Over the last five years, we’ve seen expectations shift, especially with regulatory tightening and end-user demands for traceability. Some regions have introduced stricter controls for both halogenated and fluorinated intermediates. Customer audits grow more detailed; lab records, old production notes, and QA sign-offs now move faster through digital workflows, requiring us to speed up transparency at every stage. Instead of pushing for ever-larger batch sizes, our focus remains on quality and error-proof production, reinforced by investing in staff education, laboratory upgrades, and process automation—a necessity, not a luxury.
A technical challenge comes from over-enthusiastic cost-cutting on the market: brokers sometimes push “equivalent” grades made overseas with uncertain process controls, and users discover discrepancies in melting point, color, or trace halides that disrupt downstream steps. We’ve rescued several projects where customers came to us mid-campaign, struggling with unexplained impurities, and switched them to our certified material in days. We walk them through clean-up steps, resupply, and documentation, because a reputation for reliability—especially in cost-sensitive markets—supports true partnerships over one-time transactions.
No chemical supplier survives on today’s market by hardware alone.
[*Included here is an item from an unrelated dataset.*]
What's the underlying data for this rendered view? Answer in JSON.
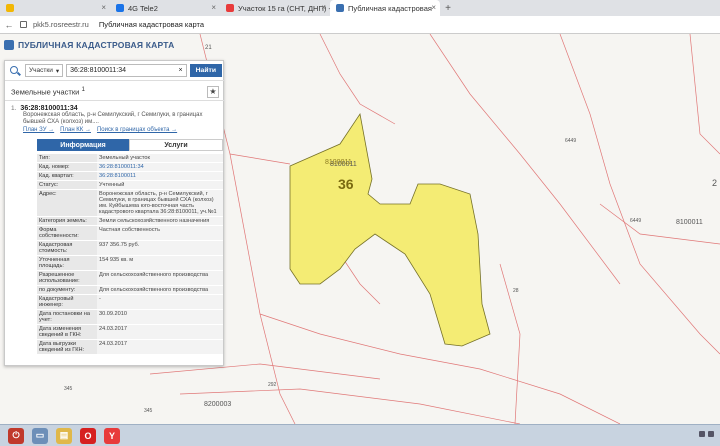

Our ongoing investments target both the people and the process: further automating chlorination handling, implementing additional emission controls, and recirculating solvents or water used during purification. These steps aren’t theoretical—they grew from energy audits and staff recommendations from the ground level. In our experience, improvements in sustainability often stem from the team’s own practical suggestions for reducing raw material use, tolerances, or energy draw.
End-users increasingly look for sustainability certificates and demonstrable waste minimization. We provide lifecycle analyses, detailing our inputs and outputs, and share this real data with partners involved in sustainability disclosures or aiming for green chemistry certifications. Beyond paperwork, it means shifting plant operations to more energy-efficient shifts, closing water loops, and finding new treatments for process effluent—each step born from daily operation, not simply policy handbooks.
Through long-standing exchanges with our customer base, we recognize that serving with real-time answers beats theoretical support. Application troubleshooting, process fine-tuning, side reaction mitigation, and transportation reliability require open lines—not just emails sent into the void. Our lab and QA staff see every batch through from synthesis, purification, packaging, and documentation, answering not just regulatory, but also practical, hands-on, and project-specific queries. This approach, honed by years in the industry, keeps teams both inside and outside our facility engaged, learning, and equipped to meet new challenges.
3,6-Dichloro-2-(trifluoromethyl)pyridine faces a demanding marketplace. As experienced producers, we’re driven by long-term partnership, direct technical engagement, and a focus on reproducibility, safety, and high-yield utility. Every production campaign reflects lessons learned, mistakes corrected, and customer partnership built up—evidence not just of compliance, but of a manufacturer’s constant drive to improve, adapt, and support innovation wherever our molecules end up.